君が望む怪獣プロレス……「ゴジラ キング・オブ・モンスターズ」

 ――コジラがサンフランシスコで死闘を繰り広げてから五年後。ゴジラにより息子を失った怪獣調査機関モナークの科学者エマは怪獣をコントロールする音響装置オルカを開発、怪獣モスラで効果を実証するも、直後現れた傭兵たちに娘のマディソン共々拉致されてしまう。一方、ゴジラを恨んでいるエマの元夫の動物学者マークは、環境テロリストに奪われたオルカの奪取とエマ達の救出のため、モナークの芹沢博士に協力を要請される。エマを追う彼らだったが、南極で眠りに付いた最強の怪獣、ギドラが目覚めてしまい――


 マイケル・ドハティ監督作品。レジェンダリーによる怪獣映画シリーズ、通称モンスターバースの最新作だ。前作はキングコング、前々作は14年版ゴジラと続いているが、今作は時系列で最新かつ14年版ゴジラの直接の続編として描かれている。全体的に言うと怪獣映画オタクたちを熱狂の渦に叩き込む正統派怪獣映画だ。そしてこうとも言える、最高の怪獣映画だ。


 ゴジラ映画は基本的に「他の怪獣が登場してゴジラと戦うか」「ゴジラそのものが出てくるか」という風に分かれているが、今作はマジで「怪獣大戦争超プロレス路線」を地で行く作品になっている。おなじみのラドン、モスラ、キングギドラそしてゴジラが一同に現れて暴れまくる盆と正月が一気に来たようなお祭り怪獣映画だ。怪獣として、そして地球の頂点に君臨する王の座をめぐるゴジラとギドラのシノギを削る戦いがこれでもかと展開される濃密な怪獣映画に仕上がっている。

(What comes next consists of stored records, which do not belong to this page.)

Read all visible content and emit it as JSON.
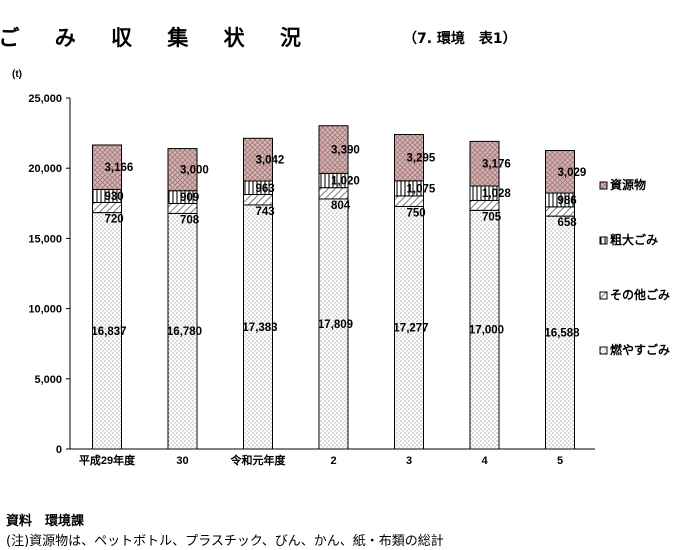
{
  "chart_data": {
    "type": "bar",
    "stacked": true,
    "title": "ご み 収 集 状 況",
    "subtitle": "（7. 環境　表1）",
    "unit": "(t)",
    "categories": [
      "平成29年度",
      "30",
      "令和元年度",
      "2",
      "3",
      "4",
      "5"
    ],
    "ylim": [
      0,
      25000
    ],
    "yticks": [
      0,
      5000,
      10000,
      15000,
      20000,
      25000
    ],
    "ytick_labels": [
      "0",
      "5,000",
      "10,000",
      "15,000",
      "20,000",
      "25,000"
    ],
    "legend_position": "right",
    "grid": false,
    "series": [
      {
        "name": "燃やすごみ",
        "pattern": "dots",
        "values": [
          16837,
          16780,
          17383,
          17809,
          17277,
          17000,
          16588
        ],
        "labels": [
          "16,837",
          "16,780",
          "17,383",
          "17,809",
          "17,277",
          "17,000",
          "16,588"
        ]
      },
      {
        "name": "その他ごみ",
        "pattern": "diagonal",
        "values": [
          720,
          708,
          743,
          804,
          750,
          705,
          658
        ],
        "labels": [
          "720",
          "708",
          "743",
          "804",
          "750",
          "705",
          "658"
        ]
      },
      {
        "name": "粗大ごみ",
        "pattern": "vertical",
        "values": [
          930,
          909,
          963,
          1020,
          1075,
          1028,
          986
        ],
        "labels": [
          "930",
          "909",
          "963",
          "1,020",
          "1,075",
          "1,028",
          "986"
        ]
      },
      {
        "name": "資源物",
        "pattern": "crosshatch",
        "color": "#d7b4b4",
        "values": [
          3166,
          3000,
          3042,
          3390,
          3295,
          3176,
          3029
        ],
        "labels": [
          "3,166",
          "3,000",
          "3,042",
          "3,390",
          "3,295",
          "3,176",
          "3,029"
        ]
      }
    ]
  },
  "source": "資料　環境課",
  "footnote": "(注)資源物は、ペットボトル、プラスチック、びん、かん、紙・布類の総計"
}
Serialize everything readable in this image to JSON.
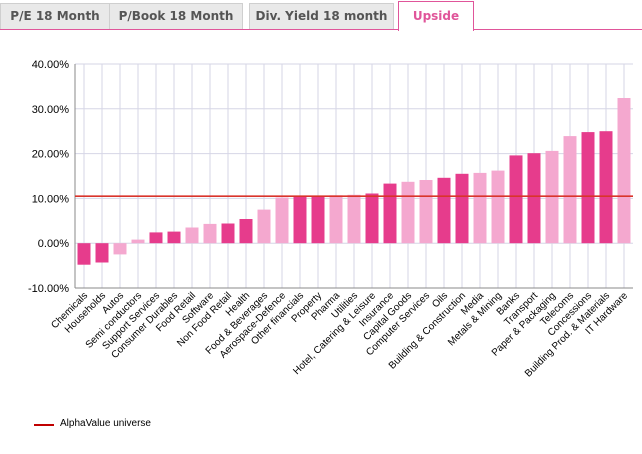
{
  "tabs": [
    {
      "label": "P/E 18 Month",
      "active": false
    },
    {
      "label": "P/Book 18 Month",
      "active": false
    },
    {
      "label": "Div. Yield 18 month",
      "active": false
    },
    {
      "label": "Upside",
      "active": true
    }
  ],
  "colors": {
    "accent": "#e0559a",
    "bar_dark": "#e63c8c",
    "bar_light": "#f4a8cf",
    "reference_line": "#d9342b",
    "grid": "#d6d6e6"
  },
  "chart_data": {
    "type": "bar",
    "categories": [
      "Chemicals",
      "Households",
      "Autos",
      "Semi conductors",
      "Support Services",
      "Consumer Durables",
      "Food Retail",
      "Software",
      "Non Food Retail",
      "Health",
      "Food & Beverages",
      "Aerospace-Defence",
      "Other financials",
      "Property",
      "Pharma",
      "Utilities",
      "Hotel, Catering & Leisure",
      "Insurance",
      "Capital Goods",
      "Computer Services",
      "Oils",
      "Building & Construction",
      "Media",
      "Metals & Mining",
      "Banks",
      "Transport",
      "Paper & Packaging",
      "Telecoms",
      "Concessions",
      "Building Prod. & Materials",
      "IT Hardware"
    ],
    "values": [
      -4.8,
      -4.3,
      -2.5,
      0.8,
      2.4,
      2.6,
      3.5,
      4.3,
      4.4,
      5.4,
      7.5,
      10.2,
      10.5,
      10.6,
      10.7,
      10.8,
      11.1,
      13.3,
      13.7,
      14.1,
      14.6,
      15.5,
      15.7,
      16.2,
      19.6,
      20.1,
      20.6,
      23.9,
      24.8,
      25.0,
      32.4
    ],
    "bar_shades": [
      "dark",
      "dark",
      "light",
      "light",
      "dark",
      "dark",
      "light",
      "light",
      "dark",
      "dark",
      "light",
      "light",
      "dark",
      "dark",
      "light",
      "light",
      "dark",
      "dark",
      "light",
      "light",
      "dark",
      "dark",
      "light",
      "light",
      "dark",
      "dark",
      "light",
      "light",
      "dark",
      "dark",
      "light"
    ],
    "reference_line": {
      "name": "AlphaValue universe",
      "value": 10.5
    },
    "y_ticks": [
      "40.00%",
      "30.00%",
      "20.00%",
      "10.00%",
      "0.00%",
      "-10.00%"
    ],
    "y_tick_values": [
      40,
      30,
      20,
      10,
      0,
      -10
    ],
    "ylim": [
      -10,
      40
    ],
    "grid": true,
    "legend_position": "bottom-left",
    "title": "",
    "xlabel": "",
    "ylabel": ""
  }
}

 物語の本筋は息子をゴジラによって失った家族の物語と、怪獣専門機関モナークの科学者や軍人たちの奮闘、そして世界各地で活発化する怪獣たちの戦い、そして怪獣の王ゴジラの真の姿と人との関わりの壮大な歴史を描いている。すでにモンスターバースのクライマックスみたいな風格満点の物語だが、人間ドラマが弱い(または支離滅裂)という意見もある。ただ、基本は怪獣プロレスの合間に挟まれる箸休めみたいな話だし、ドラマがへたりそうになると怪獣が適度に現れて画面をピシッと引き締めてくれるので文句はなかった印象だ。


 怪獣たちの戦いや描写は磨きがかかっており、ゴジラ映画なのにゴジラ描写に欠けた2014年版、人間対クリーチャーの描写が多かったキングコングと比較すると差は歴然で、細かなディティールと大胆な動きでゴジラ・モスラ・ギドラ・ラドンがぶつかり合って非常に興奮する出来になっている。都市が破壊されるスペクタクルや、それぞれの怪獣が持つ「特技」を生かした戦いや破壊、怪獣たちによって引き起こされる「災害」などもハッキリと描写されている。惜しいのは今回もまた「暗い場所での怪獣決戦」が多かった事くらいか。でも見やすい絵にはなっていた。


 そして音楽も素晴らしい。かつて東宝特撮でゴジラのメインテーマが都市の破壊や怪獣プロレスを盛り上げ、フリゲートマーチと共に出動する防衛隊に心が躍ったものだが、今作はとにかくBGMの出来がよく、ここぞという所で盛り上げていた。何より、アレンジされたおなじみのマーチがブォンブォン大音量で鳴り響きながら怪獣たちが取っ組み合いの火炎やビーム吐き合いの大プロレスをおっ始めるシーンには心の中の小学5年生が「ゴジラがんばれー!」「ギドラをやっつけろー!」と絶叫する事間違いなしだろう。


 また、キャラクターとして「核の象徴」「恐怖の怪獣」から「古代から地球を支配していた神としての怪獣ゴジラ」という新しい要素を与える斬新さも良かったし、その一方でドハティ監督のゴジラ愛(もはや信仰とも言える)が炸裂する小ネタの数々など、見ていてとにかくのめり込むゴジラファン垂涎の最高傑作に仕上がっている。

 確かに批評家ウケはしないであろう点の数々もあるし、ロッテントマトでも批評家から割とボロクソに言われている作品であるが、怪獣映画のファンであれば間違いなく心躍る傑作であろう。


 君が望む怪獣プロレスが、ここにはある。